Let θ be the angle between the x-axis and the line connecting the origin O(0,0) and the point P(−3,−4), where 180∘<θ<270∘. Given that sinθ+cosθ+tanθ=−a/b, where a and b are coprime positive integers. What is the value of a+b?
Well, well, well! It seems like we've got ourselves a trigonometry problem with a little bit of humor thrown in, just for fun! Let's dive right in, shall we?
First things first, let's find the value of sinθ, cosθ, and tanθ. We have the point P(-3, -4), which is a classic "3-4-5" right triangle! So, sinθ = -4/5, cosθ = -3/5, and tanθ = -4/-3 = 4/3.
Now, we need to find the value of a/b. Adding up sinθ, cosθ, and tanθ, we get:
sinθ + cosθ + tanθ = -4/5 - 3/5 + 4/3 = -12/15 - 9/15 + 20/15 = -1/15.
So, our answer is -1/15, which means a = -1 and b = 15. Since we want the sum of a and b, we simply calculate a + b:
-1 + 15 = 14.
And there you have it, my friend! The value of a + b is 14. Keep that smile on your face and those math problems coming!

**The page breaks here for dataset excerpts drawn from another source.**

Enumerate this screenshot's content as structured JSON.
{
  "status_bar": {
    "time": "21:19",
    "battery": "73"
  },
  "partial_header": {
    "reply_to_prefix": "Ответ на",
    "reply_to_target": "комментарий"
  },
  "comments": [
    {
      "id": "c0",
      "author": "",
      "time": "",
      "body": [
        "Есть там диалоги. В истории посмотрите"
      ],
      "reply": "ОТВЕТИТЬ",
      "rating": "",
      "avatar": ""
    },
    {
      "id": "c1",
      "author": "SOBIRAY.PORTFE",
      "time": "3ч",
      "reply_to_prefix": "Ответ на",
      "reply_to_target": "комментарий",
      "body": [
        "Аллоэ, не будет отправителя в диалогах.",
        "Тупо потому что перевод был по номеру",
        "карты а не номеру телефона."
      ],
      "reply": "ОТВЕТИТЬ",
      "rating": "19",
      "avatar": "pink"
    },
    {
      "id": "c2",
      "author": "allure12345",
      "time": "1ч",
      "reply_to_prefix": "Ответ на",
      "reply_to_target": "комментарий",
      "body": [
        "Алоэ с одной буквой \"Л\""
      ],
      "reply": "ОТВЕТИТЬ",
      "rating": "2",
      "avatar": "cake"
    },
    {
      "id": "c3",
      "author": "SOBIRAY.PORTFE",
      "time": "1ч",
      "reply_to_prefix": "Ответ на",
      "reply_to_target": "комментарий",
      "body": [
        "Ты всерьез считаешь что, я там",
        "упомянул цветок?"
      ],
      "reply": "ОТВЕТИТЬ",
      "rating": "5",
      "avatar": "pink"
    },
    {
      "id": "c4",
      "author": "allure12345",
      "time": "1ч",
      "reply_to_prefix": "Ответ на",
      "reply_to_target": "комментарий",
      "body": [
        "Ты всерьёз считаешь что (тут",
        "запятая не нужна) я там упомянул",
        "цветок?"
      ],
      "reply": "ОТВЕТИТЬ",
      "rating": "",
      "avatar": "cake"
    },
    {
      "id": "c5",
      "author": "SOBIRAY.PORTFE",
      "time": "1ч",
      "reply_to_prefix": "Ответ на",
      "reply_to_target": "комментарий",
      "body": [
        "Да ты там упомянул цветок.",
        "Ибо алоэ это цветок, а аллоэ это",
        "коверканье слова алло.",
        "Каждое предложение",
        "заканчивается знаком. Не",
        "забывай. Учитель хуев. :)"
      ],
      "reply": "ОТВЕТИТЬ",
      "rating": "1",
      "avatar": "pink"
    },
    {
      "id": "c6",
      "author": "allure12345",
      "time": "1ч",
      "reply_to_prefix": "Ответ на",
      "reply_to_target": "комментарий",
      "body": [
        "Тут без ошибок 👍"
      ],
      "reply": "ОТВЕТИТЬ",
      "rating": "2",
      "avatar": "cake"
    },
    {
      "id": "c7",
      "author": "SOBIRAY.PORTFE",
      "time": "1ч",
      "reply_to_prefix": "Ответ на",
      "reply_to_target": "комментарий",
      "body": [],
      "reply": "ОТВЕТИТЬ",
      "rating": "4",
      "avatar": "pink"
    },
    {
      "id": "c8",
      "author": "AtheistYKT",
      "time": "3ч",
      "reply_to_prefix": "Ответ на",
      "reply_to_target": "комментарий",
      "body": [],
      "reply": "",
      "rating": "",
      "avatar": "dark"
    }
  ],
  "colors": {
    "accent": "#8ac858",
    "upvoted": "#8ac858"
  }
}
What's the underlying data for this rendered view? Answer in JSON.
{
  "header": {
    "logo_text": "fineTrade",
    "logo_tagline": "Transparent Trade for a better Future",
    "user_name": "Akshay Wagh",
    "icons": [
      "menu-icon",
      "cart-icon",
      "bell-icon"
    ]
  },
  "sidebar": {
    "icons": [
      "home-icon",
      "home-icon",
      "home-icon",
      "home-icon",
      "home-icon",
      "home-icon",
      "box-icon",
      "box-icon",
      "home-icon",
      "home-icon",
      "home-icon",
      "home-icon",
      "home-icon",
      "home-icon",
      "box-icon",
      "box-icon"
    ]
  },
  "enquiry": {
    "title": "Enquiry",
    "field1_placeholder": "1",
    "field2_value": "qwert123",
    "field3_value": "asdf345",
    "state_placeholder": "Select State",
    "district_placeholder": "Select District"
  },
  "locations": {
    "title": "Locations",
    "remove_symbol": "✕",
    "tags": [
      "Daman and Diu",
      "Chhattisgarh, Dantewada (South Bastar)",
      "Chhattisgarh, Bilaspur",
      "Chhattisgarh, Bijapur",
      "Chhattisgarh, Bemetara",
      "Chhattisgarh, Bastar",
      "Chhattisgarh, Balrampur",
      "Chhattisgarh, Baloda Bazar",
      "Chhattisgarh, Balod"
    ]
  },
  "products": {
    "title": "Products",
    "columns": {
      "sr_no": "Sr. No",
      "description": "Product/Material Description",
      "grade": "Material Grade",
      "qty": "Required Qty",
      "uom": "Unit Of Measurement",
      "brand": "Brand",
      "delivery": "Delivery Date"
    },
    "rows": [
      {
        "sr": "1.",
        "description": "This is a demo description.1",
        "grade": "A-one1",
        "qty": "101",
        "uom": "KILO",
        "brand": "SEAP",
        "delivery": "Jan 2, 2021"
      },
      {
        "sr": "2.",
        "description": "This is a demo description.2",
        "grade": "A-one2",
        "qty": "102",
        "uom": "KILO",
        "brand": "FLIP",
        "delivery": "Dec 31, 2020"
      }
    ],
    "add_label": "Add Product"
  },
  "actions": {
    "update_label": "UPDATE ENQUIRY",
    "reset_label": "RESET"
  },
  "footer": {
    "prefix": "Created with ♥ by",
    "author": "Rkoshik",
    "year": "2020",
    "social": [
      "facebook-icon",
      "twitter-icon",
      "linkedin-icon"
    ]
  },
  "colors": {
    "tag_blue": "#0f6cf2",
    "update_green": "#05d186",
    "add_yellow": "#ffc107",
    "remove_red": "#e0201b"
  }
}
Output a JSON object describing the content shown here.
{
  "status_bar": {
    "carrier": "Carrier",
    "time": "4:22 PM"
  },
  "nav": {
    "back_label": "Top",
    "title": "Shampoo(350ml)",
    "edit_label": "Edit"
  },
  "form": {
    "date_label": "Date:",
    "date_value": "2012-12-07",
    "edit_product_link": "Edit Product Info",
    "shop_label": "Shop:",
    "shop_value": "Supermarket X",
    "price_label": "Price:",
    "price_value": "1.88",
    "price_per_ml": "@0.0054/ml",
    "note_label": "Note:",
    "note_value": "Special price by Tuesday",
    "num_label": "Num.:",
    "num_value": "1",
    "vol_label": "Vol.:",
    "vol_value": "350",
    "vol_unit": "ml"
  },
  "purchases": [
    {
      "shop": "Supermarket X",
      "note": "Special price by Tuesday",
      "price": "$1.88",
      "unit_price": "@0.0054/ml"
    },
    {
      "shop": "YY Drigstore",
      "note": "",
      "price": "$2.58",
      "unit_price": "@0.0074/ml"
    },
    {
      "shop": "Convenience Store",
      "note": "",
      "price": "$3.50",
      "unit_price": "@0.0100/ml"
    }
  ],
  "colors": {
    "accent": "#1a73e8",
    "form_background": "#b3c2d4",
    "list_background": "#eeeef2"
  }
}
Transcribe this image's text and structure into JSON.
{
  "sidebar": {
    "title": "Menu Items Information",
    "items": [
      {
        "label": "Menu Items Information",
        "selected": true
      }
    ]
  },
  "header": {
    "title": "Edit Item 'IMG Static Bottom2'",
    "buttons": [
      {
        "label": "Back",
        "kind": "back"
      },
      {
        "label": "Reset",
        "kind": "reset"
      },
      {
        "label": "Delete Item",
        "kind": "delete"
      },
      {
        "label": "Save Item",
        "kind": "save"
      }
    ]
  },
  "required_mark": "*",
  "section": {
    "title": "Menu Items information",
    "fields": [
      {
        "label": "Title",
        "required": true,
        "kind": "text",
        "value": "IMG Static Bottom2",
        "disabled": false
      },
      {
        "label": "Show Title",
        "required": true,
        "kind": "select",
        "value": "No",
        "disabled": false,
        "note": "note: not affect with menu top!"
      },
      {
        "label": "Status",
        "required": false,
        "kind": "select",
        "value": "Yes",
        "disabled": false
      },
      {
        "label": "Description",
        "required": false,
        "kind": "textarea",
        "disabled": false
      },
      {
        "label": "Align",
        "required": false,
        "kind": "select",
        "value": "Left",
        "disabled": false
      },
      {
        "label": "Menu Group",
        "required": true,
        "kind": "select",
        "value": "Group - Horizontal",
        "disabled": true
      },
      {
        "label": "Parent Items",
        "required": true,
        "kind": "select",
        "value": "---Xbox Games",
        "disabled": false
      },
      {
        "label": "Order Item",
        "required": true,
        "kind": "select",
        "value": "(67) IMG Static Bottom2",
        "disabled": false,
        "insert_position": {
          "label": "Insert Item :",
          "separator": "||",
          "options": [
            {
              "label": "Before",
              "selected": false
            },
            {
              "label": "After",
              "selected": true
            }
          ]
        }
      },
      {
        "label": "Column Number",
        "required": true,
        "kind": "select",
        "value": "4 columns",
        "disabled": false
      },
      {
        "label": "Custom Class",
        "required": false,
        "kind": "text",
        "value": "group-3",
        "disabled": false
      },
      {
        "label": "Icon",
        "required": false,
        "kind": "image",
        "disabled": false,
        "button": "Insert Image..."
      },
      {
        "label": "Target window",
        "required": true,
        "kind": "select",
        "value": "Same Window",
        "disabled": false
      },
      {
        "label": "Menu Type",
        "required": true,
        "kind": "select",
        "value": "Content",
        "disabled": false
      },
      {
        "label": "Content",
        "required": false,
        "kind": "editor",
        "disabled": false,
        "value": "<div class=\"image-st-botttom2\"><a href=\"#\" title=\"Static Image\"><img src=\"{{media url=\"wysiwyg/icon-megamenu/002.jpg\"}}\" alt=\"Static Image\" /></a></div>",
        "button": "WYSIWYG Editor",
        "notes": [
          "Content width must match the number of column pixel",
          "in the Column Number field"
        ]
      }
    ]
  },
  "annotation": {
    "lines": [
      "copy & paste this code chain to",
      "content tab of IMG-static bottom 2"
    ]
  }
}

To find the value of a and b, we need to find the values of sinθ, cosθ, and tanθ.
1. Start by finding the length of the line connecting the origin O(0,0) and the point P(-3,-4) using the distance formula:
d = √[(-3 - 0)² + (-4 - 0)²]
= √[(-3)² + (-4)²]
= √[9 + 16]
= √25
= 5
2. Since the angle θ is between the x-axis and the line OP, we can calculate sinθ and cosθ using the coordinates of point P:
sinθ = y-coordinate of P / length of OP
= -4 / 5
= -4/5
cosθ = x-coordinate of P / length of OP
= -3 / 5
= -3/5
3. We can find tanθ by using the trigonometric identity tanθ = sinθ / cosθ:
tanθ = (-4/5) / (-3/5)
= 4/3
4. Now, we can substitute these values into the equation sinθ + cosθ + tanθ = -a/b:
(-4/5) + (-3/5) + (4/3) = -a/b
Simplifying the equation further gives: (-12 + -9 + 20) / (15) = -a/b
(-1) / (15) = -a/b
Since a and b are positive integers, we multiply both sides of the equation by -15:
-15 * (-1/15) = -a/b * -15
1 = a/b
Therefore, a = 1 and b = 1.
5. Finally, the value of a + b = 1 + 1 = 2.
So, the value of a + b is 2.
To find the value of a+b, we need to determine the values of sinθ, cosθ, and tanθ using the given information about the angle θ.
Let's start by finding the lengths of the sides of the right triangle formed by the line connecting the origin O(0,0) and point P(−3,−4). Using the Pythagorean theorem, we can find the length of the line segment OP, which is the hypotenuse of the triangle:
OP = √((-3)^2 + (-4)^2)
= √(9 + 16)
= √25
= 5
Now, we can find the values of sinθ and cosθ:
sinθ = opposite/hypotenuse = -4/5
cosθ = adjacent/hypotenuse = -3/5
Next, we can find the value of tanθ using the formula:
tanθ = sinθ/cosθ = (-4/5)/(-3/5)
= 4/3
Finally, we can substitute the values of sinθ, cosθ, and tanθ into the equation sinθ + cosθ + tanθ = -a/b to find the value of a and b:
-4/5 - 3/5 + 4/3 = -a/b
(-12 - 9 + 20)/(15) = -a/b
(-1)/(15) = -a/b
From here, we can see that a = 1 and b = 15, as -1 and 15 are coprime positive integers.
Therefore, the value of a+b is 1 + 15 = 16.